Seed gene discovery

This pipeline discovers seed genes for DeepRVAT training. The pipeline runs SKAT and burden tests for missense and pLOF variants, weighting variants with Beta(MAF,1,25). To run the tests, we use the Scoretest from the SEAK package (has to be installed from github).

To run the pipeline, an experiment directory with the seed_gene_discovery_input_config.yaml has to be created. See example file. When the seed gene discovery pipeline is executed, a comprehensive sg_discovery_config.yaml file is automatically generated based on the seed_gene_discovery_input_config.yaml input.

Input data

The experiment directory in addition requires to have the same input data as specified for DeepRVAT, including

annotations.parquet
protein_coding_genes.parquet
genotypes.h5
variants.parquet
phenotypes.parquet
seed_gene_discovery_input_config.yaml (use this as a template)

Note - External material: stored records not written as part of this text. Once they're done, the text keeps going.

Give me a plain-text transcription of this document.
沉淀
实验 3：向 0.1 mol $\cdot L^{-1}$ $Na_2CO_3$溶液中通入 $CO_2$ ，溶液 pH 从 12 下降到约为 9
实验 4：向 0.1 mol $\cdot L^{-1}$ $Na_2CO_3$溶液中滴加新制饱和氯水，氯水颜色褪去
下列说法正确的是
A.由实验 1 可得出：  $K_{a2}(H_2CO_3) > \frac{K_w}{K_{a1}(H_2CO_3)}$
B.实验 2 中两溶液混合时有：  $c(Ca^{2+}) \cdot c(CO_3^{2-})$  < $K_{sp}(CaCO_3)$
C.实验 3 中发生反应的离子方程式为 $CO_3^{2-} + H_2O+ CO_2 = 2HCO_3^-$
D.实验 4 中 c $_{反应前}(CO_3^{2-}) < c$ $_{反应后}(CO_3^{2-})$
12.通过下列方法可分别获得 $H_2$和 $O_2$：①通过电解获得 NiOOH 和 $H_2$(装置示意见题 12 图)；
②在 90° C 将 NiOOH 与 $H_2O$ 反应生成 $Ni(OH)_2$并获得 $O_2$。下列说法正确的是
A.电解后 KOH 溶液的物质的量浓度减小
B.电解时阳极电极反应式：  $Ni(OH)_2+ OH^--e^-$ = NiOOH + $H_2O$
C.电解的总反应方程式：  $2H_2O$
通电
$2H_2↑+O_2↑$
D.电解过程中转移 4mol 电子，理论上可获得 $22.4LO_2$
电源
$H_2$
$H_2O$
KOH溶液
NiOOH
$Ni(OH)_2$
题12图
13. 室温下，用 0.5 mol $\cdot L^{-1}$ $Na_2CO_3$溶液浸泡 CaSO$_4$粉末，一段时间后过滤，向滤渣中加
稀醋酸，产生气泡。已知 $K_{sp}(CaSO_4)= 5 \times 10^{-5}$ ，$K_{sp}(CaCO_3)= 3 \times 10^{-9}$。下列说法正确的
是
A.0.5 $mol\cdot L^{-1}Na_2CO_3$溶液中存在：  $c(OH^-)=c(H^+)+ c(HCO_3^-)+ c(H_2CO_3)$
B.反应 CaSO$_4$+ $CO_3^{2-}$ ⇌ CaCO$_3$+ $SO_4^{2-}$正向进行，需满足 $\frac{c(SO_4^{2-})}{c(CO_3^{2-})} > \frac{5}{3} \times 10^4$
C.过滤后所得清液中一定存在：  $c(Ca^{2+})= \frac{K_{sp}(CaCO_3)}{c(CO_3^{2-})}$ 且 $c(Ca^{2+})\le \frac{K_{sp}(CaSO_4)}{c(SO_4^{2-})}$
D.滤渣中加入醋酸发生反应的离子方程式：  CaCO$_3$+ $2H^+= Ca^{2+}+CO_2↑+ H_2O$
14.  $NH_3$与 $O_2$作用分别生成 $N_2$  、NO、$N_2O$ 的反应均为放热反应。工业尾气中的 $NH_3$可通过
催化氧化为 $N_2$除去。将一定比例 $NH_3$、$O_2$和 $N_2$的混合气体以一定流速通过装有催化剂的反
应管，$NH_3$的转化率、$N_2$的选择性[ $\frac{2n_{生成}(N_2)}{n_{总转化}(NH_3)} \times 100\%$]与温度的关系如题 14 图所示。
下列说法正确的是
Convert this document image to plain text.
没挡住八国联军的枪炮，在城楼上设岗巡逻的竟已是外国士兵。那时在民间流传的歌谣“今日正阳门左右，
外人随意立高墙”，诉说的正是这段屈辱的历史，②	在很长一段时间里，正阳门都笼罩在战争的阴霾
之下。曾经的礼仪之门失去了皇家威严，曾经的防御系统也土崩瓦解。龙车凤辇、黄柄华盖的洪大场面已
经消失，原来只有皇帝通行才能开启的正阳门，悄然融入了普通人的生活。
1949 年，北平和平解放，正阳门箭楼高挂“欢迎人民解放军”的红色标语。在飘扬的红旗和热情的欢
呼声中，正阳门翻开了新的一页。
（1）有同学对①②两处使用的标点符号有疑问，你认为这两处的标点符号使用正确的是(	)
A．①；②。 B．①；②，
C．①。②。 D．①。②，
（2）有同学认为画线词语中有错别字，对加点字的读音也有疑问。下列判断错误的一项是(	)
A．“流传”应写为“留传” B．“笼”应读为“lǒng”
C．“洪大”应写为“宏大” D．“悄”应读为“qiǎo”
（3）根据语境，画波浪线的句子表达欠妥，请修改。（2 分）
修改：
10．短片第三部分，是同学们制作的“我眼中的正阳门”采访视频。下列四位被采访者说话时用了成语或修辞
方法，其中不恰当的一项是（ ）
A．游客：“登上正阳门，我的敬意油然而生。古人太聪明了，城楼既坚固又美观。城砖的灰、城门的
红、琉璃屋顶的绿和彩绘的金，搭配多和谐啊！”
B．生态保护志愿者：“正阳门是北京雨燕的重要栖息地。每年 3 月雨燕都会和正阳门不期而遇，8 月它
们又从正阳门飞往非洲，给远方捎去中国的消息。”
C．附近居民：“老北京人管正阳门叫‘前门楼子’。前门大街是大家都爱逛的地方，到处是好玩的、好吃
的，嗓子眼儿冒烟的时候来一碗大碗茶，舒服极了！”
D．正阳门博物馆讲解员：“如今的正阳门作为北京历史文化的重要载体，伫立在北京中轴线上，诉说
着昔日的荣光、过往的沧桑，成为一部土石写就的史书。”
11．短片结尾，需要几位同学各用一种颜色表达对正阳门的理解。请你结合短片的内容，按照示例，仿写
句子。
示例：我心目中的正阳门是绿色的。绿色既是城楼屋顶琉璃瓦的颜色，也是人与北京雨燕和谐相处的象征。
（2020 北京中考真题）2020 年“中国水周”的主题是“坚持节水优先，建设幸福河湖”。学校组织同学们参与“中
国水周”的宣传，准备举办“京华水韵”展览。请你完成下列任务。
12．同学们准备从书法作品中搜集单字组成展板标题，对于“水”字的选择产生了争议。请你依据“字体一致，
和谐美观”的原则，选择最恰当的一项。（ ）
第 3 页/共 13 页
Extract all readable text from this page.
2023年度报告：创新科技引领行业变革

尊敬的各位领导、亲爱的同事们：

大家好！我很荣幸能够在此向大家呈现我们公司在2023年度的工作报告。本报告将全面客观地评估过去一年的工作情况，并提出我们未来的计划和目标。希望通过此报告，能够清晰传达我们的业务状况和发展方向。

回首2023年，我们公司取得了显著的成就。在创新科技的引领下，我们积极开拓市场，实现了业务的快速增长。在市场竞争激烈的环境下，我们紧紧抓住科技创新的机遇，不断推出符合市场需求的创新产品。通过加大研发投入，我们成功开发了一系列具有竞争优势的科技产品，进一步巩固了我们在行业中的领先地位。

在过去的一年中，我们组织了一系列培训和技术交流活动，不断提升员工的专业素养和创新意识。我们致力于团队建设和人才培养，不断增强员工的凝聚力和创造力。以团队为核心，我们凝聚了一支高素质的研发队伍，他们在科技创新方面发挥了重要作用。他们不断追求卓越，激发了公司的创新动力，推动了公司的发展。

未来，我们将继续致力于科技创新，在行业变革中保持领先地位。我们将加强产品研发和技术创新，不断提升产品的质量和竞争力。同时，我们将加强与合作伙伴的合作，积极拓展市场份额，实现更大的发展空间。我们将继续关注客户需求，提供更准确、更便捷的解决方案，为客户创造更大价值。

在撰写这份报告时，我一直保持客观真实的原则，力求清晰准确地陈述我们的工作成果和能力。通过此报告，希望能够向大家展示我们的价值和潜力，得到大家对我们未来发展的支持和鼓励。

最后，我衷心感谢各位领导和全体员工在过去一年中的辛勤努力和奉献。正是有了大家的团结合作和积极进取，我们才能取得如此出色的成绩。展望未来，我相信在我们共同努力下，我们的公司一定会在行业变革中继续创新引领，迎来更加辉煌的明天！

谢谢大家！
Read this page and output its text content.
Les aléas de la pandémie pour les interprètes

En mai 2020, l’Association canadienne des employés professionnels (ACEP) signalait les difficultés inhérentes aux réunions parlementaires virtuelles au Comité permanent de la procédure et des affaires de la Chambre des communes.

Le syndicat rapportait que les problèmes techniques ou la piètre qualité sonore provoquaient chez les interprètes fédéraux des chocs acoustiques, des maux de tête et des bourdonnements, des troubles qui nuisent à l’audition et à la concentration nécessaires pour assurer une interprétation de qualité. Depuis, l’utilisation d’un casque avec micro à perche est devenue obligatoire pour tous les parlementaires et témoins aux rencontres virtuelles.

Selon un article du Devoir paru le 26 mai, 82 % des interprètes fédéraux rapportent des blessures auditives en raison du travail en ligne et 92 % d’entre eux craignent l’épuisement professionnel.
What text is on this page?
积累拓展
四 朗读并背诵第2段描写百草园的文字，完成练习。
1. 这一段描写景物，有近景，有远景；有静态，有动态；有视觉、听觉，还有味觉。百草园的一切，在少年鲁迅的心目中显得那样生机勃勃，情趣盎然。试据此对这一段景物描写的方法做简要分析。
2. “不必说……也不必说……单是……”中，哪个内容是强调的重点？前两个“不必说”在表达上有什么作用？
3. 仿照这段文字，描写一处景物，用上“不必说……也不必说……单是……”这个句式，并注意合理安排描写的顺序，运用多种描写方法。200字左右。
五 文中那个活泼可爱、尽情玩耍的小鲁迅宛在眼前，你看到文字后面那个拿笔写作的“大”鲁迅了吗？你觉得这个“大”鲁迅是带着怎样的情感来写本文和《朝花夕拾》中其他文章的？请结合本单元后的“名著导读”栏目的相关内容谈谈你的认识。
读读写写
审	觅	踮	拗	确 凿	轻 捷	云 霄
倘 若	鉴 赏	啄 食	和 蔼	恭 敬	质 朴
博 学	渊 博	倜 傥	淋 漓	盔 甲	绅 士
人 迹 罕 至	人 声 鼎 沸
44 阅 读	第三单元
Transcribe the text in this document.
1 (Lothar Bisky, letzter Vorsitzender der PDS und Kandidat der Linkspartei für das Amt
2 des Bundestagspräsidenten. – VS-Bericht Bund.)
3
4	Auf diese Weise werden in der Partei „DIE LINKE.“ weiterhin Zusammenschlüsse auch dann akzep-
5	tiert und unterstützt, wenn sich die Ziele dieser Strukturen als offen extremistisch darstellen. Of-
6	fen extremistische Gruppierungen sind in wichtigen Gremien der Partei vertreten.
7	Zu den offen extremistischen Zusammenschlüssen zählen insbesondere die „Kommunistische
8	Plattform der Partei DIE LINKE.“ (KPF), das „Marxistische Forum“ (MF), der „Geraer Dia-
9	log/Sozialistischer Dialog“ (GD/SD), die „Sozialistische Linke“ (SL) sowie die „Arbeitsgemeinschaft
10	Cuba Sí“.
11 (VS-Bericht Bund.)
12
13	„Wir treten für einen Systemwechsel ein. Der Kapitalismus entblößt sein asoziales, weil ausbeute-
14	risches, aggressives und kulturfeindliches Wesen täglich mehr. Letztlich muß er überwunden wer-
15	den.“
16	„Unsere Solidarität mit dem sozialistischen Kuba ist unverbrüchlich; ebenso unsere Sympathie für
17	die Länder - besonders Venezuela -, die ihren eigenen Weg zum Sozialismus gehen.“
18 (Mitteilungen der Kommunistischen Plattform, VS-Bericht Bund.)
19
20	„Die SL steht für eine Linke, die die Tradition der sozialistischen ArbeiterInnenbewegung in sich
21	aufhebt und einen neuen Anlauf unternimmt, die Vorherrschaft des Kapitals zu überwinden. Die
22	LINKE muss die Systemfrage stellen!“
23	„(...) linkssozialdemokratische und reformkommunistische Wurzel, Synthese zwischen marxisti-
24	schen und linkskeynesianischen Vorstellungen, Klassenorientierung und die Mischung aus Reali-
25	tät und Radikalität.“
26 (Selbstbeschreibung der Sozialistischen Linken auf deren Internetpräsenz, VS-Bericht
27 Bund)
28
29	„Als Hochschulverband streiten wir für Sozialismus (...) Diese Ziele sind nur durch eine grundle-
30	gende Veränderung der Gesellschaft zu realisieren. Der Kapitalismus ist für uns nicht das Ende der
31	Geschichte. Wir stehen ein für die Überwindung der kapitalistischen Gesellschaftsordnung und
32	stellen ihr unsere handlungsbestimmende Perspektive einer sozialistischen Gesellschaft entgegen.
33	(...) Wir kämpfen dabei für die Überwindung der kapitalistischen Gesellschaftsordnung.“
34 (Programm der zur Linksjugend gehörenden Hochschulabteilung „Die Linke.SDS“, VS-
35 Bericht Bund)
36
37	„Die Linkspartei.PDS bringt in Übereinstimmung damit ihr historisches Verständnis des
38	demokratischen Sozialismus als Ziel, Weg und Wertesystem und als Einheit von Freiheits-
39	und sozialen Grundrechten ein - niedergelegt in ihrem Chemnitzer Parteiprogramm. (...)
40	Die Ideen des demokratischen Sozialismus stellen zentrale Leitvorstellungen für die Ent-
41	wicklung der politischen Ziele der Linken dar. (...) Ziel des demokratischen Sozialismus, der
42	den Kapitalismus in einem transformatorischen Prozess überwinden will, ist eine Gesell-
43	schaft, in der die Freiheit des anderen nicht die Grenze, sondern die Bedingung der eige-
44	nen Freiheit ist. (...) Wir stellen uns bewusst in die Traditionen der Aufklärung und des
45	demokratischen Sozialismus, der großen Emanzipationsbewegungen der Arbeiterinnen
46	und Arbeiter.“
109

The annotations.parquet dataframe, generated by the annotation pipeline, can be utilized. To indicate if a variant is a loss of function (pLoF) variant, a column is_plof has to be added with values 0 or 1. We recommend to set this to 1 if the variant has been classified as any of these VEP consequences: ["splice_acceptor_variant", "splice_donor_variant", "frameshift_variant", "stop_gained", "stop_lost", "start_lost"].

Configuration file

You can restrict to only missense variants (identified by the Consequence_missense_variant column in annotations.parquet ) or pLoF variants (is_plof column) via

variant_types:
    - missense
    - plof

and specify the test types that will be run via

test_types:
   - skat
   - burden

The minor allele frequency threshold is set via

rare_maf: 0.001

You can specify further test details in the test config using the following parameters:

center_genotype center the genotype matrix (True or False)
neglect_homozygous Should the genotype value for homozyoogus variants be 1 (True) or 2 (False)
collapse_method Burden test collapsing method. Supported are sum and max
var_weight Variant weighting function. Supported are beta_maf (Beta(MAF, 1, 25)) or sift_polpyen (mean of 1-SIFT and Polyphen2 score)
min_mac minimum expected allele count for genes to be included. This is the cumulative allele frequency of variants in the burden mask (e.g., pLoF variants) for a given gene (e.g. pLoF variants) multiplied by the cohort size or number of cases for quantitative and binary traits, respectively.

test_config:
    center_genotype: True
    neglect_homozygous: False
    collapse_method: sum #collapsing method for burden, 
    var_weight_function: beta_maf 
    min_mac: 50 # minimum expected allele count

Running the seed gene discovery pipeline

In a directory with all the input data required and your configuration file set up, run:

[path_to_deeprvat]/pipelines/seed_gene_discovery.snakefile

Replace [path_to_deeprvat] with the path to your clone of the repository.